Optional higher-capability models for --extract-entries:
| Model | Input | Output | Per page (NER only) | 1,900 pages | 1,900 pages + --flex |
|---|---|---|---|---|---|
gemini-3.1-flash-lite (default) |
$0.25/1M | $1.50/1M | $0.0055 | $10.50 | $5.25 |
gemini-3-flash-preview |
$0.50/1M | $3.00/1M | $0.011 | $21 | $10.50 |
gemini-3.1-pro-preview |
$2.00/1M | $12.00/1M | $0.045 | $85 | $42.50 |
Free tier: The Gemini API free tier (no billing required) covers both models at no charge, subject to rate limits of 15 requests/minute and approx. 1,500 requests/day. A single 100-page volume (approx. 200 API calls total) fits comfortably within a single day’s free quota, though the 15 RPM cap means the API stages take 15–20 minutes rather than a few minutes. For a full multi-volume corpus you will either need billing enabled or spread the run across several days.
Chandra OCR (--chandra-ocr) uses a local 5B model — no API key or API cost. Requires GPU.
The --geocode stage uses Nominatim (free, city-level accuracy) by default. Setting GOOGLE_MAPS_API_KEY enables address-level geocoding at roughly $0.005/request. Google Maps includes a $200/month free credit, which covers approx. 40,000 geocoding requests — more than the entire Green Books corpus.

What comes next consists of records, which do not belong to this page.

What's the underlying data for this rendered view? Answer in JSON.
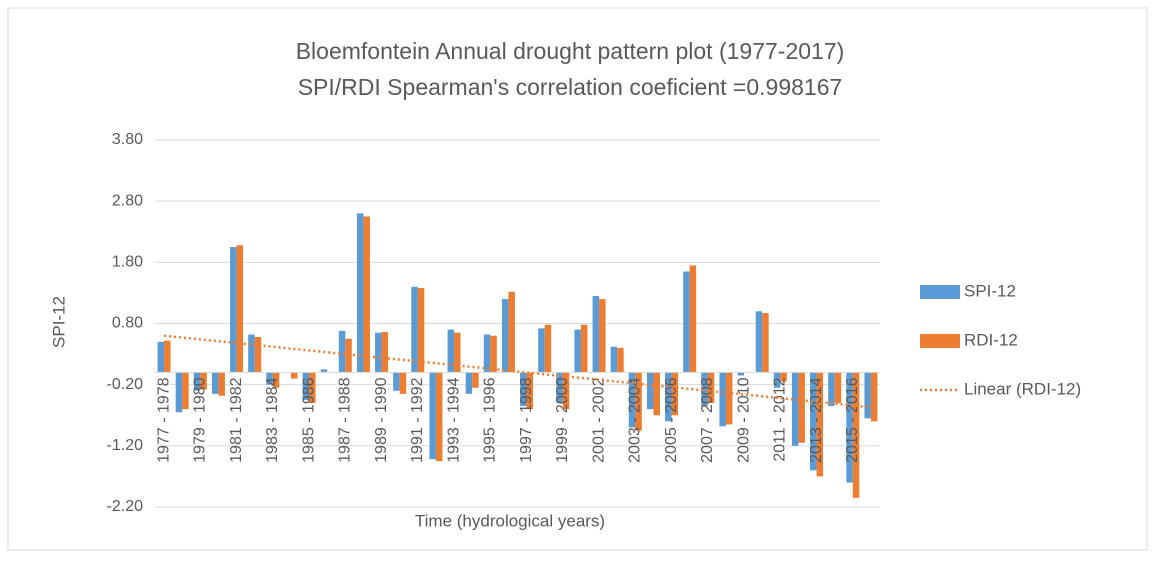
{
  "chart_data": {
    "type": "bar",
    "title": "Bloemfontein Annual drought pattern plot (1977-2017)",
    "subtitle": "SPI/RDI Spearman's correlation coeficient =0.998167",
    "y_label": "SPI-12",
    "x_label": "Time (hydrological years)",
    "categories": [
      "1977 - 1978",
      null,
      "1979 - 1980",
      null,
      "1981 - 1982",
      null,
      "1983 - 1984",
      null,
      "1985 - 1986",
      null,
      "1987 - 1988",
      null,
      "1989 - 1990",
      null,
      "1991 - 1992",
      null,
      "1993 - 1994",
      null,
      "1995 - 1996",
      null,
      "1997 - 1998",
      null,
      "1999 - 2000",
      null,
      "2001 - 2002",
      null,
      "2003 - 2004",
      null,
      "2005 - 2006",
      null,
      "2007 - 2008",
      null,
      "2009 - 2010",
      null,
      "2011 - 2012",
      null,
      "2013 - 2014",
      null,
      "2015 - 2016",
      null
    ],
    "series": [
      {
        "name": "SPI-12",
        "color": "#5b9bd5",
        "kind": "bar",
        "values": [
          0.5,
          -0.65,
          -0.3,
          -0.35,
          2.05,
          0.62,
          -0.2,
          0,
          -0.45,
          0.05,
          0.68,
          2.6,
          0.65,
          -0.3,
          1.4,
          -1.42,
          0.7,
          -0.35,
          0.62,
          1.2,
          -0.55,
          0.72,
          -0.5,
          0.7,
          1.25,
          0.42,
          -0.9,
          -0.6,
          -0.8,
          1.65,
          -0.55,
          -0.88,
          -0.05,
          1.0,
          -0.25,
          -1.2,
          -1.6,
          -0.55,
          -1.8,
          -0.75
        ]
      },
      {
        "name": "RDI-12",
        "color": "#ed7d31",
        "kind": "bar",
        "values": [
          0.52,
          -0.6,
          -0.28,
          -0.38,
          2.08,
          0.58,
          -0.25,
          -0.1,
          -0.5,
          0,
          0.55,
          2.55,
          0.66,
          -0.35,
          1.38,
          -1.45,
          0.65,
          -0.25,
          0.6,
          1.32,
          -0.6,
          0.78,
          -0.6,
          0.78,
          1.2,
          0.4,
          -0.95,
          -0.7,
          -0.7,
          1.75,
          -0.5,
          -0.85,
          0,
          0.97,
          -0.15,
          -1.15,
          -1.7,
          -0.5,
          -2.05,
          -0.8
        ]
      },
      {
        "name": "Linear (RDI-12)",
        "color": "#ed7d31",
        "kind": "trend",
        "values": [
          0.6,
          0.57,
          0.54,
          0.51,
          0.48,
          0.45,
          0.42,
          0.39,
          0.36,
          0.33,
          0.3,
          0.27,
          0.24,
          0.21,
          0.18,
          0.15,
          0.12,
          0.09,
          0.06,
          0.03,
          0,
          -0.03,
          -0.06,
          -0.09,
          -0.12,
          -0.15,
          -0.18,
          -0.21,
          -0.24,
          -0.27,
          -0.3,
          -0.33,
          -0.36,
          -0.39,
          -0.42,
          -0.45,
          -0.48,
          -0.51,
          -0.54,
          -0.57
        ]
      }
    ],
    "ylim": [
      -2.2,
      3.8
    ],
    "yticks": [
      {
        "value": -2.2,
        "label": "-2.20"
      },
      {
        "value": -1.2,
        "label": "-1.20"
      },
      {
        "value": -0.2,
        "label": "-0.20"
      },
      {
        "value": 0.8,
        "label": "0.80"
      },
      {
        "value": 1.8,
        "label": "1.80"
      },
      {
        "value": 2.8,
        "label": "2.80"
      },
      {
        "value": 3.8,
        "label": "3.80"
      }
    ],
    "grid": true,
    "legend": "right"
  }
}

The stages that use significant compute are Surya OCR (--surya-ocr, --surya-detect, --review-alignment) and Chandra OCR (--chandra-ocr). Gemini API stages are network-bound and run equally fast everywhere.
| Platform | Cost | Surya OCR (200 pages) | Notes |
|---|---|---|---|
| Mac (M-series, 16 GB+) | $0 (electricity) | 5–8 min (MPS, --batch-size 4) |
Good for development and single-volume runs |
| Mac (8 GB) | $0 | 10–15 min (MPS, --batch-size 1–2) |
Works; reduce batch size if OOM errors occur |
| Google Colab (free T4) | $0 | 2–3 min (CUDA, --batch-size 8) |
Sessions expire; T4 not always available; --review-alignment requires a tunnel (e.g. ngrok) |
| Google Colab Pro | $10/month | 1–2 min (T4/L4, --batch-size 8) |
Reliable GPU access, longer sessions |
| Google Colab Pro+ | $50/month | <1 min (A100, --batch-size 16) |
Background execution; best for large multi-volume runs |
The pipeline is designed so the compute-heavy steps (Surya OCR, interactive alignment review) can run on a GPU machine while everything else (downloading, Gemini OCR, entry extraction, geocoding, map generation) runs fine on a laptop.
A ready-to-run Colab notebook covering Surya OCR, alignment, and review is in colab/ocr-align-review.ipynb.